Arrêt du 9 janvier 2013
Ire Cour de droit civil

Composition
Mmes et MM. les Juges fédéraux Klett, Présidente,
Corboz, Kolly, Kiss et Niquille.
Greffière: Mme Monti.

Participants à la procédure
1. Ethical Coffee Company SA, r
2. Ethical Coffee Company (Suisse) SA,
toutes deux représentées par Me François Besse,
recourantes,

contre

1. Société des Produits Nestlé S.A.,
2. Nestlé Nespresso SA,
toutes deux représentées par Me Amédée Kasser et
Me Ralph Schlosser,
intimées.

Objet
protection des marques; mesures provisionnelles,

recours en matière civile contre l'ordonnance rendue le 21 août 2012 par le
Juge délégué de la Cour civile du Tribunal cantonal du canton de Vaud.

Faits:

A.
A.a A partir des années 1970, la Société des Produits Nestlé S.A. (ci-après:
Nestlé), active dans le secteur alimentaire et ayant son siège à Vevey, a mis
au point une capsule en aluminium enfermant une dose de café moulu qui, une
fois insérée dans une machine à café, permet de réaliser une tasse de café sans
manipuler la poudre. Nestlé a fait breveter cet objet. La société Nestlé
Nespresso SA (ci-après: Nespresso), sise à Lausanne, a reçu la licence pour
fabriquer et distribuer ces capsules (ci-après: les capsules Nespresso), qui
connaissent un grand succès commercial.

Le brevet délivré par le Bureau fédéral de la propriété intellectuelle a été
radié le 16 décembre 1996, à l'issue de la durée maximale de protection. Quant
au brevet européen, il a été radié le 31 janvier 2005 après treize annuités.
A.b Le 28 juin 2000, Nestlé a déposé auprès de l'IFPI (Institut Fédéral de la
Propriété Intellectuelle) une demande d'enregistrement de marque
tridimensionnelle pour sa capsule. Cette marque a été inscrite le 15 juillet
2001 comme marque imposée dans le commerce. L'inscription a été renouvelée pour
une nouvelle période de dix ans à partir du 29 juin 2010.

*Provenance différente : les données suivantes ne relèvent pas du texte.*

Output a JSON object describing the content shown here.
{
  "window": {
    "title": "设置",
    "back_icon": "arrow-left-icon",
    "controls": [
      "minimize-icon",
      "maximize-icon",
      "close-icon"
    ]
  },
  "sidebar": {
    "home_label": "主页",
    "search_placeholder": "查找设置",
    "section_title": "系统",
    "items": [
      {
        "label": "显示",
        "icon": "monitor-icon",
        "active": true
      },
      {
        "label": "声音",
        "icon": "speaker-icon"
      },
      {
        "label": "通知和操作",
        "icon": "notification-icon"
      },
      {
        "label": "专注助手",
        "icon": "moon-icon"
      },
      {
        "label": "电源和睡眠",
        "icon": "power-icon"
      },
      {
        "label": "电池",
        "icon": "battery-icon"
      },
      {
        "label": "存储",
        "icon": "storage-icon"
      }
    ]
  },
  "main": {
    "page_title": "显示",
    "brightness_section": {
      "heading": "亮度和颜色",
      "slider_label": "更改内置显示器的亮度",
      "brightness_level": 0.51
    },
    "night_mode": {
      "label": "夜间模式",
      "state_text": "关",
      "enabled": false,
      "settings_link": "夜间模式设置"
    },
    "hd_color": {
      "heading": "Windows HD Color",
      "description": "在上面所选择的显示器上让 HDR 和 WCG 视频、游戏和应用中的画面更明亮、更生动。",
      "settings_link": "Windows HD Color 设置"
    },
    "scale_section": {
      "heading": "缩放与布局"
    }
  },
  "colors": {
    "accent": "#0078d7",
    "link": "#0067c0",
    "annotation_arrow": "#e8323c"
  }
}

L'inscription de cette marque tridimensionnelle a été acceptée dans certains
pays étrangers, mais refusée dans d'autres. Une demande de protection à titre
de marque communautaire présentée devant l'Office européen d'harmonisation dans
le marché intérieur s'est heurtée à un refus pour le motif que la marque
n'avait pas acquis de caractère distinctif.
A.c Dès le 15 décembre 2010, la chaîne de magasins Denner SA a mis sur le
marché des capsules de café concurrentes, produites par la société Alice
Allison SA, et utilisables dans les machines destinées aux capsules Nespresso.
Invoquant leur droit exclusif à la marque ainsi qu'une violation de la loi sur
la concurrence déloyale, Nestlé et Nespresso ont saisi le Président du Tribunal
de commerce de Saint-Gall d'une requête de mesures provisionnelles et
superprovisionnelles. Par ordonnance superprovisionnelle du 10 janvier 2011,
interdiction a été faite à Alice Allison SA et à Denner SA de distribuer ou
commercialiser ces capsules concurrentes. Cette décision a été partiellement
rapportée par ordonnance de mesures provisionnelles du 4 mars 2011; le
Président du Tribunal de commerce saint-gallois a alors considéré que la marque
ne pouvait pas être protégée, parce que la forme du produit était techniquement
nécessaire.

Nestlé et Nespresso ont recouru au Tribunal fédéral. Par arrêt du 28 juin 2011,
la cour de céans a annulé la décision attaquée et renvoyé la cause à l'autorité
cantonale pour qu'elle mette en ?uvre une expertise sommaire (arrêt 4A_178/
2011, publié in ATF 137 III 324).
A.d Au mois de février 2011, les sociétés Ethical Coffee Company SA et Ethical
Coffee Company (Suisse) SA, toutes deux sises à Fribourg (ci-après : les
sociétés ECC), ont mis en vente en Suisse d'autres capsules concurrentes, par
l'intermédiaire de certains commerces appartenant au groupe Casino. Ces
capsules ont cependant été retirées des magasins quelques jours après leur mise
sur le marché. En septembre 2011, le groupe Media Markt a annoncé qu'il allait
commercialiser les capsules des sociétés ECC, qui sont compatibles avec les
machines à café utilisées pour les capsules Nespresso. Le 28 septembre 2011,
ces capsules étaient en vente dans le magasin Media Markt de Crissier.

B.
B.a Par requête de mesures provisionnelles et superprovisionnelles du 30
septembre 2011, Nestlé et Nespresso ont demandé au Juge délégué de la Cour
civile du Tribunal cantonal vaudois d'interdire aux sociétés ECC et aux
sociétés du groupe Media Markt de commercialiser les capsules des sociétés ECC.
Par ordonnance de mesures superprovisionnelles rendue le même jour, soit le 30
septembre 2011, le Juge délégué a fait droit à la requête en interdisant aux
sociétés intimées d'offrir, commercialiser, distribuer, vendre, promouvoir,
exporter, entreposer ou utiliser de quelque autre manière dans le commerce les
capsules de café des sociétés ECC correspondant à la forme des capsules
Nespresso (chiffre I du dispositif), sous menace de la peine d'amende prévue
par l'art. 292 CP (ch. II); il a par ailleurs astreint Nestlé et Nespresso à
déposer des sûretés de 30'000 fr. pour assurer le paiement d'éventuels
dommages-intérêts pouvant résulter des mesures ordonnées (ch. III).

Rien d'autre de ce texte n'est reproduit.